If Quebec is the Gibraltar of North America, Mackinaw is only second in its physical character, and in its susceptibilities of improvement, as a military post. It is also a most important position for the facilities it affords, in the fur-trade, between New York and the North-West. From this point, the bateaux of the traders, boats of fifteen tons, go annually in the autumn to the most distant shores of Lake Superior, in one direction; and to the upper regions of the Mississippi in another, laden with provisions, blankets and ammunition, and other articles of merchandize, to give the Indians in exchange for furs;—and return to Mackinaw in the spring, where these furs are shipped for New York, by way of Buffalo. Mackinaw is used merely, as a frontier garrison, and a trading post; and has a population of 600 to 700. It is a beautiful island, or great rock, planted in the strait of the same name, which forms the connexion between Lakes Huron and Michigan. The meaning of the Indian name—Michillimackinack—is a great turtle. The island is crowned with a cap 300 feet above the surrounding waters, on the top of which is a fortification, but not in keeping. The principal fort, and the one kept in order and garrisoned, rests upon the brow of the rocky summit, 150 feet below the crown, or cap, and the same number of feet above the water; and in such relation to the semicircular harbour, as to command it perfectly, together with the opposite strait. The harbour forms an exact crescent, the tips of its horns being about one mile asunder. The town itself, for the most part, lies immediately on the crescent, near the water’s edge, and under the towering rock, which sustains the fort above. The harbour, town, and fort look with open and cheerful aspect towards the Huron waters, south-east, inviting or frowning, according as they are approached by friend or foe. The island of Mackinaw is nearly all covered with forests of slender growth. The shores and beach are composed of small pebbles and gravel, without a single particle of pulverized substance to cloud the transparent waters, which dash upon them. So clear are the waters of these Lakes, that a white napkin, tied to a lead, and sunk thirty fathoms beneath a smooth surface, may be seen as distinctly, as when immersed three feet. The fish may be seen, playing in the waters, over the sides of the various craft, lying in the harbours.

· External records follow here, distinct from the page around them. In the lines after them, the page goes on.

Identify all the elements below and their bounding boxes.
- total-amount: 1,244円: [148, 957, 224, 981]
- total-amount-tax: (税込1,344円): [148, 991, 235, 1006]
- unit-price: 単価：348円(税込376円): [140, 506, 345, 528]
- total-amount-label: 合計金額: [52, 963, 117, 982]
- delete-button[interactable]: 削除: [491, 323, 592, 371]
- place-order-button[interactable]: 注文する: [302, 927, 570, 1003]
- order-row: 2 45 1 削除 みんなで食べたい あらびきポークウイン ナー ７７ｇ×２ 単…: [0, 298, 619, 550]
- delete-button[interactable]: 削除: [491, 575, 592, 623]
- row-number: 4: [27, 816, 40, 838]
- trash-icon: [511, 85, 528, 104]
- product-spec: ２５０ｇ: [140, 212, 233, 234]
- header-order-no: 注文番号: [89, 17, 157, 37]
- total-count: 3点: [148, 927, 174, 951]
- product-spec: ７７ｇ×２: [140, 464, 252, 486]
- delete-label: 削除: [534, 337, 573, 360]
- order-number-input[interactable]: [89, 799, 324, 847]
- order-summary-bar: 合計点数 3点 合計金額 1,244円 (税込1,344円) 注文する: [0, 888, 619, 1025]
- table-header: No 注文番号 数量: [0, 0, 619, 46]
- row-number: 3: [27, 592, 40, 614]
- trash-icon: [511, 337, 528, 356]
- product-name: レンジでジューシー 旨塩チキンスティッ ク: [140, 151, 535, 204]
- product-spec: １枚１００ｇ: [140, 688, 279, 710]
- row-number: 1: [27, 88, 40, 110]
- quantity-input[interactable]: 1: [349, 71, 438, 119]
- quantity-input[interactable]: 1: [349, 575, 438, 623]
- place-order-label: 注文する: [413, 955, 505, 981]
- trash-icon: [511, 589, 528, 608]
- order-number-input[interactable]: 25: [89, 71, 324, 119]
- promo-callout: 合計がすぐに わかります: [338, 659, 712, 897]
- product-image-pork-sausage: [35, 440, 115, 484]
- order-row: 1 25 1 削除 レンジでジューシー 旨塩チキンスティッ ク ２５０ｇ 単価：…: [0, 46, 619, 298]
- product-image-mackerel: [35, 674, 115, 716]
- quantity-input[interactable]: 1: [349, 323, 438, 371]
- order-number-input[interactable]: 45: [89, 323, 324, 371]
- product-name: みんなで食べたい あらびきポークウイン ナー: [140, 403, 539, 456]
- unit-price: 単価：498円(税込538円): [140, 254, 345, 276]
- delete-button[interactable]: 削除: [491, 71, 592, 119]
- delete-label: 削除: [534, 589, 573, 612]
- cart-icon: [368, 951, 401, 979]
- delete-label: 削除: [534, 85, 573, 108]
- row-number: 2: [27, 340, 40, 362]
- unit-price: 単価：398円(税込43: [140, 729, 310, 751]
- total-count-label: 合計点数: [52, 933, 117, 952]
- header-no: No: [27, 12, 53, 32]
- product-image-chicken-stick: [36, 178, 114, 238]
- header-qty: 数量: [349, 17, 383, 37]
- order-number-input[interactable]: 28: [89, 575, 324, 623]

There are two objects of natural curiosity at Mackinaw, worthy of notice: the arched rock and sugar-loaf. The latter is a cone of solid rock (and when seen from one direction, it has the exact form of the loaf, after which it is named) lifting itself about 100 feet above the plain, in the heart, and on the summit of the island, with a base of fifty feet. Some trees and shrubbery shoot out from its sides and crevices, in defiance of the lack of soil.